May 14, 2012
From Global Crisis — A Planetary Defense?
Posted by Clark Matthews in categories: asteroid/comet impacts, defense, economics, ethics, events, existential risks, futurism, geopolitics, lifeboat, military, nuclear weapons, policy, rants, space, treaties
Russia’s hastily convened international conference in St. Petersburg next month is being billed as a last-ditch effort at superpower cooperation in defense of Earth against dangers from space.
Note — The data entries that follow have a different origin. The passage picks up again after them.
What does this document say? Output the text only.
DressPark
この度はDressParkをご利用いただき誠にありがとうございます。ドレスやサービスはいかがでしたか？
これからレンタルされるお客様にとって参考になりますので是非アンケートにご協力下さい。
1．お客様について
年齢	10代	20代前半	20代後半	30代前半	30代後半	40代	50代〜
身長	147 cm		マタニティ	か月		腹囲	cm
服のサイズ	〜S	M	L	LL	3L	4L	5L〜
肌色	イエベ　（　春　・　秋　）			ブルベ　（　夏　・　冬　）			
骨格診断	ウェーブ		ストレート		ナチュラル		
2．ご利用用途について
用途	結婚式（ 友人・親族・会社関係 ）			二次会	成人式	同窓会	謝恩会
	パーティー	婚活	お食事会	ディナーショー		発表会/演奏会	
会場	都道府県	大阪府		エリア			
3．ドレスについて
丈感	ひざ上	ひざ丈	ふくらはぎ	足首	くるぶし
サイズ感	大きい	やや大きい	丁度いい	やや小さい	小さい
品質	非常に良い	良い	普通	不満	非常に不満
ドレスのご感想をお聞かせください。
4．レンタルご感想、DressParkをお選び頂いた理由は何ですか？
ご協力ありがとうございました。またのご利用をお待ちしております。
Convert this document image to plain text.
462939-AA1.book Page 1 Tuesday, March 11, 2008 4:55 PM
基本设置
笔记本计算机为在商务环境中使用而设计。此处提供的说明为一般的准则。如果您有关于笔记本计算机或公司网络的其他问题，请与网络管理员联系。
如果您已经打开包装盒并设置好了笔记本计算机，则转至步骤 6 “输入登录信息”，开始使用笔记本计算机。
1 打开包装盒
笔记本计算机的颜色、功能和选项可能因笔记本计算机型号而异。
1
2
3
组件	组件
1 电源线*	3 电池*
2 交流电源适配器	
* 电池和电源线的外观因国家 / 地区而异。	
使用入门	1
But it cannot be overlooked that this conference comes in response to the highly controversial NATO anti-ballistic missile deployments in Eastern Europe. These seriously destabilizing, nuclear defenses are pretexted as a defense against a non-nuclear Iran. In reality, the western moves of anti-missile systems into Poland and Romania create a de facto nuclear first-strike capability for NATO, and they vacate a series of Anti-Ballistic Missile Treaties with the Russians that go back forty years.
Deeply distrustful of these new US and NATO nuclear first-strike capabilities, the Russians announced they will not attend NATO’s planned deterrence summit in Chicago this month. Instead, they are testing Western intentions with a proposal for cooperative project for near-space mapping, surveillance, and defense against Earth-crossing asteroids and other dangerous space objects.
The Russians have invited NATO members as well as forward-thinking space powers to a conference in June in Petrograd. The agenda: Planetary defense against incursions by objects from space. It would be a way of making cooperative plowshares from the space technologies of hair-trigger nuclear terror (2 minutes warning, or less, in the case of the Eastern European ABMs).
It’s an offer the US and other space powers should accept.